The carapace dorsal surface devoid of distinct transverse ridges or striae, the rostral spine broad at base, the antennal peduncle with a well-developed anterior prolongation of article 1 and the male gonopods absent from the first abdominal link this new genus to Paramunida Baba, 1988. This close relationship has been confirmed by molecular evidence that have rendered this new genus as the sister group of Paramunida (Cabezas et al. 2012, Cabezas and Chan 2014). Hendersonida gen. n. may be easily differentiated from Paramunida by having the dorsal surface of the carapace covered by granules and the distomesial spine of the antennal article 2 almost reaching the end of anterior prolongation of article 1. The genus contains one species.

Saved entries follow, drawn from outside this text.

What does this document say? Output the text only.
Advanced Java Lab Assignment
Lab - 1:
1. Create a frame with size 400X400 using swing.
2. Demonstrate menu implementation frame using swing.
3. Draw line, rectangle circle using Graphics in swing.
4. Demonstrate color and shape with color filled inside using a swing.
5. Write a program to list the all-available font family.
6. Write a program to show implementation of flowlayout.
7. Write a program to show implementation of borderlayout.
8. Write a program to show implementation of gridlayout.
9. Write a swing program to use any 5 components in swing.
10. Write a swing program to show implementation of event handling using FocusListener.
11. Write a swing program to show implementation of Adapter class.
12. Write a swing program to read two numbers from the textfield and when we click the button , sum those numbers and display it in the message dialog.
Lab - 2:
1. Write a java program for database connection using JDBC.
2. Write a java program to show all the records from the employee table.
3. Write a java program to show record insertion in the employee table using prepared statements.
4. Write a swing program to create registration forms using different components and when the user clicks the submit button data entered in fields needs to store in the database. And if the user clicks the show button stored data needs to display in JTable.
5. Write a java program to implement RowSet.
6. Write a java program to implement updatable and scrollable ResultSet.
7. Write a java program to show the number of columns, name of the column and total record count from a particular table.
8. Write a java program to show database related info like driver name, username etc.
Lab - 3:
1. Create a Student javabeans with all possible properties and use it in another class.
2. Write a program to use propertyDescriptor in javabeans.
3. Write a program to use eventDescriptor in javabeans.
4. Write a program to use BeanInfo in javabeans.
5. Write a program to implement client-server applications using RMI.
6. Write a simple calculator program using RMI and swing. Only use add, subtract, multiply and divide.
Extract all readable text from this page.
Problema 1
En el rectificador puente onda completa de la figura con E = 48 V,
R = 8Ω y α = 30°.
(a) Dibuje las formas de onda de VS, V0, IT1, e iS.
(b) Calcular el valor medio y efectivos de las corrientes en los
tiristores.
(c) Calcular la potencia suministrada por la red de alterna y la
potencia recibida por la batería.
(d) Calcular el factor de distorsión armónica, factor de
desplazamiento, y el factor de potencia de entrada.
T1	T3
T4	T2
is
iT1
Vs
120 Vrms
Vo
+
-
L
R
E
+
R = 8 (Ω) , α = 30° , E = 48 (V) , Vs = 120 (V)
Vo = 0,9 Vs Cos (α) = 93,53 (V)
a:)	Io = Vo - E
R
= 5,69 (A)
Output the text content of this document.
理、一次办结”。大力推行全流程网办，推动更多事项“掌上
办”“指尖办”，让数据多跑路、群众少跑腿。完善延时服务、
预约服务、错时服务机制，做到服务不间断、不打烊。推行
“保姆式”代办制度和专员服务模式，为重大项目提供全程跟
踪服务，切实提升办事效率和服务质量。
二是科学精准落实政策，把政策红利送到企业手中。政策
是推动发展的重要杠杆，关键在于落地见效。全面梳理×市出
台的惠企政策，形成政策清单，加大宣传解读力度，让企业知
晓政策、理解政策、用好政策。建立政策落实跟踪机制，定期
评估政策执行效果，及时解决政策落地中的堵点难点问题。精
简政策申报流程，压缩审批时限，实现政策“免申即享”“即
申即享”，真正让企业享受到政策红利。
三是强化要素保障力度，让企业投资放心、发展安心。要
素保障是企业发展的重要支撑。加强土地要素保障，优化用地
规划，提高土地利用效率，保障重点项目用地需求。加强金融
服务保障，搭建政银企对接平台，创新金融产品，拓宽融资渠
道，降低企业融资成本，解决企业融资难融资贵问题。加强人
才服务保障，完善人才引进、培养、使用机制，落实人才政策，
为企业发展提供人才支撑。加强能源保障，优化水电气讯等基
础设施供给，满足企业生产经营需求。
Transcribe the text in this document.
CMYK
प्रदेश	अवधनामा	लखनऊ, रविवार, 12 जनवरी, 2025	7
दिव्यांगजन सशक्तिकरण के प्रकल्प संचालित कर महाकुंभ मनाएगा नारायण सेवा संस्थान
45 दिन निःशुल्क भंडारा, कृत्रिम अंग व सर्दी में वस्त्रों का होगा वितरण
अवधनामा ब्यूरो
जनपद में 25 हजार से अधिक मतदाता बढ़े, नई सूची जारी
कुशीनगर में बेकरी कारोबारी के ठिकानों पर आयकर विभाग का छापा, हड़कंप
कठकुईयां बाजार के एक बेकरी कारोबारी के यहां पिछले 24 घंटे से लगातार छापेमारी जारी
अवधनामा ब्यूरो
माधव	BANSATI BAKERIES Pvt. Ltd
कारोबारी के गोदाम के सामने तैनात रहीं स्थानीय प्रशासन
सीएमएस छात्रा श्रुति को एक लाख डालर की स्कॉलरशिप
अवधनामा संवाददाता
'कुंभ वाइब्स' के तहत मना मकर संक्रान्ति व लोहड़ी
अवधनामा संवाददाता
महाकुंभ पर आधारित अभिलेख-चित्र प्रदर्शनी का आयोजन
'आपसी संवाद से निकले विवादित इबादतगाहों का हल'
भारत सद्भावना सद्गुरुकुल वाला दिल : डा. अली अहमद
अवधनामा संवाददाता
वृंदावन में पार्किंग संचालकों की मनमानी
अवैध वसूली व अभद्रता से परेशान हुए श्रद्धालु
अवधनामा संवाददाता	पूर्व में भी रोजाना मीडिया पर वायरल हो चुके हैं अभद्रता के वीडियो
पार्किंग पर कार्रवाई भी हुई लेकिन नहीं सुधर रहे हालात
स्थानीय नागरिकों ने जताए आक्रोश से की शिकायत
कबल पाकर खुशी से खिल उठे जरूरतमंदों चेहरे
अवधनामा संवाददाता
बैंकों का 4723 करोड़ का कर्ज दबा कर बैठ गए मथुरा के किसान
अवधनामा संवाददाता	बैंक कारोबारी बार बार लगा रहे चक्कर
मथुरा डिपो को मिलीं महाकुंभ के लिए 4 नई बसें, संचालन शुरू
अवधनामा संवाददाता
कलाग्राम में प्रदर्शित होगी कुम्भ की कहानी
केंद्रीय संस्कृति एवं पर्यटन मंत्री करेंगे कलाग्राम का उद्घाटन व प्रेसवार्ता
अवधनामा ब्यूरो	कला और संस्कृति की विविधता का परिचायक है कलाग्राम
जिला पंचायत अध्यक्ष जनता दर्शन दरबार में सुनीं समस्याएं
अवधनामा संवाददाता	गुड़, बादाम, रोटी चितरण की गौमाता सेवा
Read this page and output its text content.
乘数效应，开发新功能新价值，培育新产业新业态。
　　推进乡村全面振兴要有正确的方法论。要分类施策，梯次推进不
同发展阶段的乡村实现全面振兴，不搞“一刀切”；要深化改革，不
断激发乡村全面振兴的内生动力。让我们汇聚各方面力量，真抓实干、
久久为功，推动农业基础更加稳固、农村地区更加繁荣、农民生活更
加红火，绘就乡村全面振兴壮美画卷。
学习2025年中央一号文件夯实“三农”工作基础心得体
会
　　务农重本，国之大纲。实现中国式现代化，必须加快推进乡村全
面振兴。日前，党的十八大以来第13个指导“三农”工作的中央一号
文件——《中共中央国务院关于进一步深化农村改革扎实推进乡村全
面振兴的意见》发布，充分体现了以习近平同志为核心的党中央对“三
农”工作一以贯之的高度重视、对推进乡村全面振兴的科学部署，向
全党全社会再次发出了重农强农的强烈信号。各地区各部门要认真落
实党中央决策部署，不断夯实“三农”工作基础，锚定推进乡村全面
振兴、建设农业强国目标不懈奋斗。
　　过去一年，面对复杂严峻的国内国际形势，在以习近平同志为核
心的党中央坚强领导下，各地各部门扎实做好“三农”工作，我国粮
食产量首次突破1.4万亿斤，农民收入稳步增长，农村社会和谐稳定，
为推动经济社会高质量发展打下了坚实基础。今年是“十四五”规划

(modified from Cabezas et al. 2010) Rostrum clearly triangular, larger than supraocular spines, with thin dorsal carina; margin between rostral and supraocular spines straight or slightly concave. Minute spinules on gastric and hepatic regions forming groups arising from scale-like striae and with few short uniramous setae. Mesogastric region with 1 well-developed spine. Median cardiac region with 3 or 4 well-developed spines. Few and short setae along anterior branch of cervical groove. Sternal plastron squamate, with numerous striae on sternites 4–7. Lateral margin of antennular article 1 with distal slender portion about half as long as proximal inflated portion. Antennal peduncle with anterior prolongation of article 1 spiniform; article 2 twice longer than broad, with distomesial spine long, almost reaching end of anterior prolongation of article 1, distolateral spine nearly reaching end of article 3; article 3 1.5 times longer than broad. Base of P1 carpus without bundle of setae. P2 propodus 7–8 times as long as wide, and 1.2–1.3 times longer than dactylus.

Philippines, Indonesia, Queensland, New Caledonia, Loyalty Islands, Fiji, Tonga, Futuna Island, Vanuatu, Wallis Islands and Bayonnaise Bank, between 395 and 650 m.

Detailed illustrations for Hendersonida granulata are included in Baba (1988), Macpherson (1993) and the antennule, antenna and dorsal surface of the carapace were newly illustrated in Cabezas et al. (2010).